La colère ne se soucie pas de cohérence. Ainsi Rochet se réfère à la fois à Popper, maître de la pensée inductive, et à la "loi naturelle" des théologiens (cf. Message et superstition). Selon Popper toute théorie doit, pour être scientifique, se présenter de sorte qu'elle soit "falsifiable", c'est-à-dire que l'on puisse la soumettre à la réfutation par l'expérience. Or ce n'est pas le cas de la "loi naturelle". L'encyclique "Humanae Vitae" s'appuie sur la loi naturelle pour interdire la contraception artificielle, mais ne dit pas pourquoi cette interdiction ne s'étend pas aux médicaments qui sont eux aussi artificiels.

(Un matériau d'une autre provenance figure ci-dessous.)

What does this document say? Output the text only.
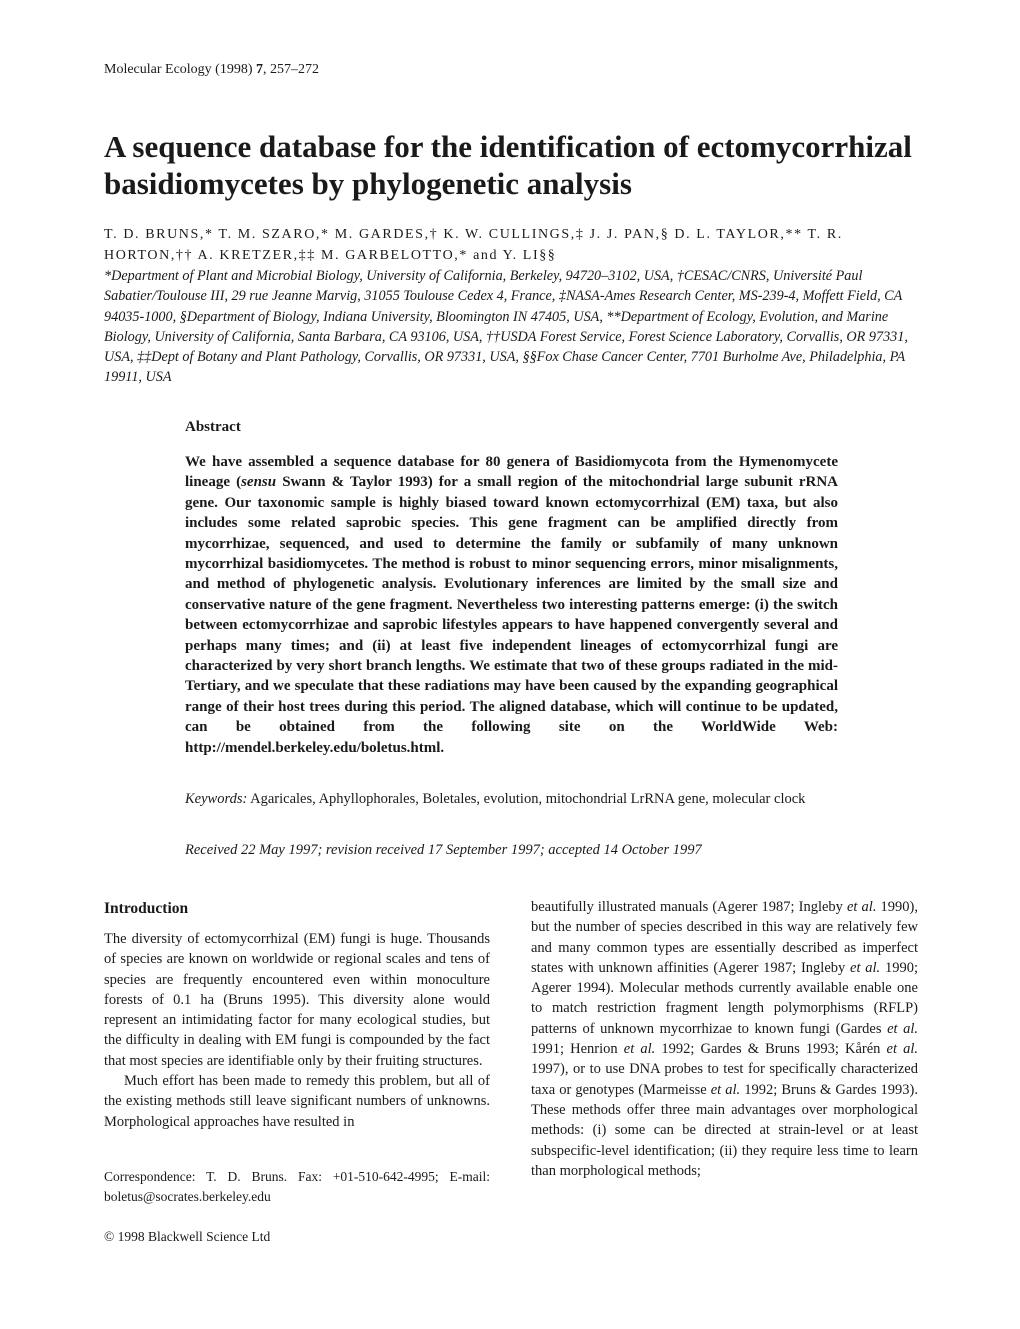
Molecular Ecology (1998) 7, 257–272
A sequence database for the identification of ectomycorrhizal basidiomycetes by phylogenetic analysis
T. D. BRUNS,* T. M. SZARO,* M. GARDES,† K. W. CULLINGS,‡ J. J. PAN,§ D. L. TAYLOR,** T. R. HORTON,†† A. KRETZER,‡‡ M. GARBELOTTO,* and Y. LI§§
*Department of Plant and Microbial Biology, University of California, Berkeley, 94720–3102, USA, †CESAC/CNRS, Université Paul Sabatier/Toulouse III, 29 rue Jeanne Marvig, 31055 Toulouse Cedex 4, France, ‡NASA-Ames Research Center, MS-239-4, Moffett Field, CA 94035-1000, §Department of Biology, Indiana University, Bloomington IN 47405, USA, **Department of Ecology, Evolution, and Marine Biology, University of California, Santa Barbara, CA 93106, USA, ††USDA Forest Service, Forest Science Laboratory, Corvallis, OR 97331, USA, ‡‡Dept of Botany and Plant Pathology, Corvallis, OR 97331, USA, §§Fox Chase Cancer Center, 7701 Burholme Ave, Philadelphia, PA 19911, USA
Abstract
We have assembled a sequence database for 80 genera of Basidiomycota from the Hymenomycete lineage (sensu Swann & Taylor 1993) for a small region of the mitochondrial large subunit rRNA gene. Our taxonomic sample is highly biased toward known ectomycorrhizal (EM) taxa, but also includes some related saprobic species. This gene fragment can be amplified directly from mycorrhizae, sequenced, and used to determine the family or subfamily of many unknown mycorrhizal basidiomycetes. The method is robust to minor sequencing errors, minor misalignments, and method of phylogenetic analysis. Evolutionary inferences are limited by the small size and conservative nature of the gene fragment. Nevertheless two interesting patterns emerge: (i) the switch between ectomycorrhizae and saprobic lifestyles appears to have happened convergently several and perhaps many times; and (ii) at least five independent lineages of ectomycorrhizal fungi are characterized by very short branch lengths. We estimate that two of these groups radiated in the mid-Tertiary, and we speculate that these radiations may have been caused by the expanding geographical range of their host trees during this period. The aligned database, which will continue to be updated, can be obtained from the following site on the WorldWide Web: http://mendel.berkeley.edu/boletus.html.
Keywords: Agaricales, Aphyllophorales, Boletales, evolution, mitochondrial LrRNA gene, molecular clock
Received 22 May 1997; revision received 17 September 1997; accepted 14 October 1997
Introduction

The diversity of ectomycorrhizal (EM) fungi is huge. Thousands of species are known on worldwide or regional scales and tens of species are frequently encountered even within monoculture forests of 0.1 ha (Bruns 1995). This diversity alone would represent an intimidating factor for many ecological studies, but the difficulty in dealing with EM fungi is compounded by the fact that most species are identifiable only by their fruiting structures.

Much effort has been made to remedy this problem, but all of the existing methods still leave significant numbers of unknowns. Morphological approaches have resulted in

Correspondence: T. D. Bruns. Fax: +01-510-642-4995; E-mail: boletus@socrates.berkeley.edu
© 1998 Blackwell Science Ltd

beautifully illustrated manuals (Agerer 1987; Ingleby et al. 1990), but the number of species described in this way are relatively few and many common types are essentially described as imperfect states with unknown affinities (Agerer 1987; Ingleby et al. 1990; Agerer 1994). Molecular methods currently available enable one to match restriction fragment length polymorphisms (RFLP) patterns of unknown mycorrhizae to known fungi (Gardes et al. 1991; Henrion et al. 1992; Gardes & Bruns 1993; Kårén et al. 1997), or to use DNA probes to test for specifically characterized taxa or genotypes (Marmeisse et al. 1992; Bruns & Gardes 1993). These methods offer three main advantages over morphological methods: (i) some can be directed at strain-level or at least subspecific-level identification; (ii) they require less time to learn than morphological methods;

Rochet critique à la fois le communautarisme, qui prétend ériger en norme le cloisonnement du droit selon les caractéristiques individuelles que sont le sexe, la culture, la préférence sexuelle etc. ; et l'universalisme, qui prétend fondre dans une même indistinction les cultures et expériences historiques de toutes les nations. Ce raisonnement se fonde lui aussi sur le refus d'une abstraction capricieuse, d'une imagination qui se libérerait de toute expérience. Mais on peut lui objecter qu'il existe une autre conception de l'universalisme, fondée sur l'universalité de l'humanité parmi les êtres humains - phrase qui, au delà d'une apparente tautologie, invite à méditer une solidarité de destin. Cette conception, partant d'une mise entre parenthèses de l'individualité, aboutit à sa revalorisation : les potentialités de la nature humaine ne peuvent en effet être explorées que de façon individuelle.  

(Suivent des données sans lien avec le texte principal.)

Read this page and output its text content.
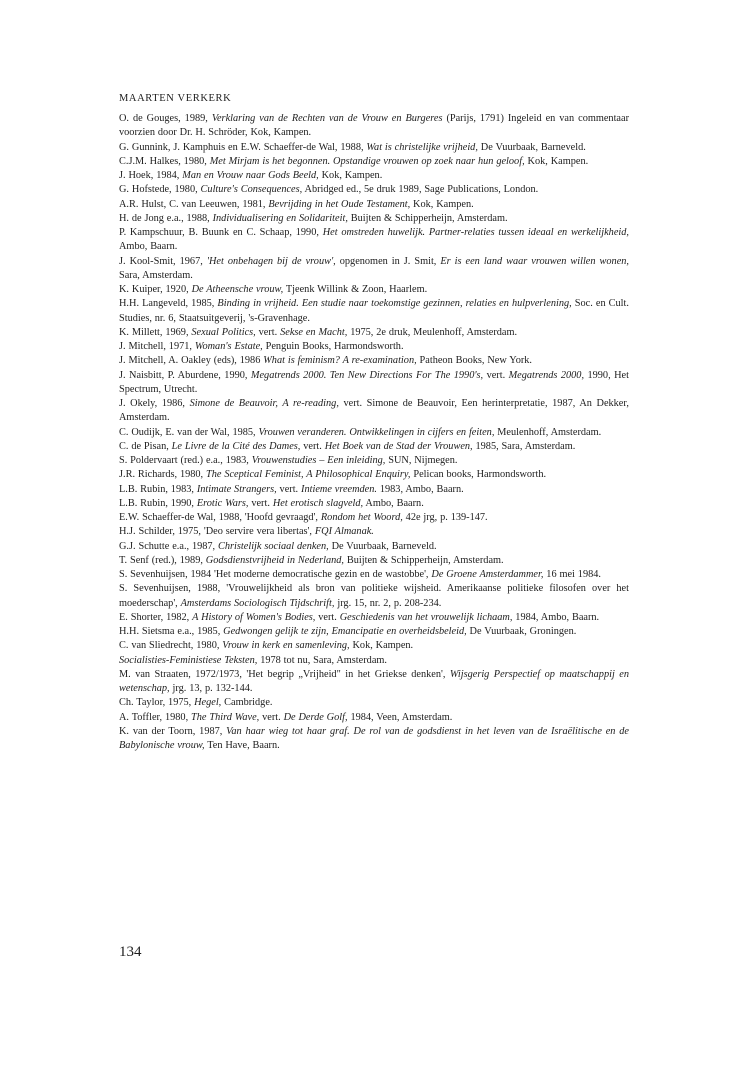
MAARTEN VERKERK

O. de Gouges, 1989, Verklaring van de Rechten van de Vrouw en Burgeres (Parijs, 1791) Ingeleid en van commentaar voorzien door Dr. H. Schröder, Kok, Kampen.

G. Gunnink, J. Kamphuis en E.W. Schaeffer-de Wal, 1988, Wat is christelijke vrijheid, De Vuurbaak, Barneveld.

C.J.M. Halkes, 1980, Met Mirjam is het begonnen. Opstandige vrouwen op zoek naar hun geloof, Kok, Kampen.

J. Hoek, 1984, Man en Vrouw naar Gods Beeld, Kok, Kampen.

G. Hofstede, 1980, Culture's Consequences, Abridged ed., 5e druk 1989, Sage Publications, London.

A.R. Hulst, C. van Leeuwen, 1981, Bevrijding in het Oude Testament, Kok, Kampen.

H. de Jong e.a., 1988, Individualisering en Solidariteit, Buijten & Schipperheijn, Amsterdam.

P. Kampschuur, B. Buunk en C. Schaap, 1990, Het omstreden huwelijk. Partner-relaties tussen ideaal en werkelijkheid, Ambo, Baarn.

J. Kool-Smit, 1967, 'Het onbehagen bij de vrouw', opgenomen in J. Smit, Er is een land waar vrouwen willen wonen, Sara, Amsterdam.

K. Kuiper, 1920, De Atheensche vrouw, Tjeenk Willink & Zoon, Haarlem.

H.H. Langeveld, 1985, Binding in vrijheid. Een studie naar toekomstige gezinnen, relaties en hulpverlening, Soc. en Cult. Studies, nr. 6, Staatsuitgeverij, 's-Gravenhage.

K. Millett, 1969, Sexual Politics, vert. Sekse en Macht, 1975, 2e druk, Meulenhoff, Amsterdam.

J. Mitchell, 1971, Woman's Estate, Penguin Books, Harmondsworth.

J. Mitchell, A. Oakley (eds), 1986 What is feminism? A re-examination, Patheon Books, New York.

J. Naisbitt, P. Aburdene, 1990, Megatrends 2000. Ten New Directions For The 1990's, vert. Megatrends 2000, 1990, Het Spectrum, Utrecht.

J. Okely, 1986, Simone de Beauvoir, A re-reading, vert. Simone de Beauvoir, Een herinterpretatie, 1987, An Dekker, Amsterdam.

C. Oudijk, E. van der Wal, 1985, Vrouwen veranderen. Ontwikkelingen in cijfers en feiten, Meulenhoff, Amsterdam.

C. de Pisan, Le Livre de la Cité des Dames, vert. Het Boek van de Stad der Vrouwen, 1985, Sara, Amsterdam.

S. Poldervaart (red.) e.a., 1983, Vrouwenstudies – Een inleiding, SUN, Nijmegen.

J.R. Richards, 1980, The Sceptical Feminist, A Philosophical Enquiry, Pelican books, Harmondsworth.

L.B. Rubin, 1983, Intimate Strangers, vert. Intieme vreemden. 1983, Ambo, Baarn.

L.B. Rubin, 1990, Erotic Wars, vert. Het erotisch slagveld, Ambo, Baarn.

E.W. Schaeffer-de Wal, 1988, 'Hoofd gevraagd', Rondom het Woord, 42e jrg, p. 139-147.

H.J. Schilder, 1975, 'Deo servire vera libertas', FQI Almanak.

G.J. Schutte e.a., 1987, Christelijk sociaal denken, De Vuurbaak, Barneveld.

T. Senf (red.), 1989, Godsdienstvrijheid in Nederland, Buijten & Schipperheijn, Amsterdam.

S. Sevenhuijsen, 1984 'Het moderne democratische gezin en de wastobbe', De Groene Amsterdammer, 16 mei 1984.

S. Sevenhuijsen, 1988, 'Vrouwelijkheid als bron van politieke wijsheid. Amerikaanse politieke filosofen over het moederschap', Amsterdams Sociologisch Tijdschrift, jrg. 15, nr. 2, p. 208-234.

E. Shorter, 1982, A History of Women's Bodies, vert. Geschiedenis van het vrouwelijk lichaam, 1984, Ambo, Baarn.

H.H. Sietsma e.a., 1985, Gedwongen gelijk te zijn, Emancipatie en overheidsbeleid, De Vuurbaak, Groningen.

C. van Sliedrecht, 1980, Vrouw in kerk en samenleving, Kok, Kampen.

Socialisties-Feministiese Teksten, 1978 tot nu, Sara, Amsterdam.

M. van Straaten, 1972/1973, 'Het begrip „Vrijheid" in het Griekse denken', Wijsgerig Perspectief op maatschappij en wetenschap, jrg. 13, p. 132-144.

Ch. Taylor, 1975, Hegel, Cambridge.

A. Toffler, 1980, The Third Wave, vert. De Derde Golf, 1984, Veen, Amsterdam.

K. van der Toorn, 1987, Van haar wieg tot haar graf. De rol van de godsdienst in het leven van de Israëlitische en de Babylonische vrouw, Ten Have, Baarn.

134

J'ai été horrifié en entendant Alain Minc dire que la France était "un canton à l'échelle du monde". Nous savons ce qu'est un canton, et bien sûr la France ne se résume pas à un canton. Si elle n'avait pas une riche personnalité, elle n'irriterait pas autant les tenants de la mondialisation, pour lesquels notre République est un obstacle gênant. Cette République, les "petits marquis" dont Alain Minc fait partie s'efforcent de la soumettre. L'Europe, à supposer qu'elle ne soit pas un être purement administratif, pourrait nous libérer de cette bande. Le fera-t-elle ? Tout le monde a accueilli l'euro avec curiosité et sympathie, mais cette sympathie ne durera pas s'il s'avère que l'euro est incontrôlable, géré par des irresponsables qui méprisent les exigences de la politique économique et de la politique tout court.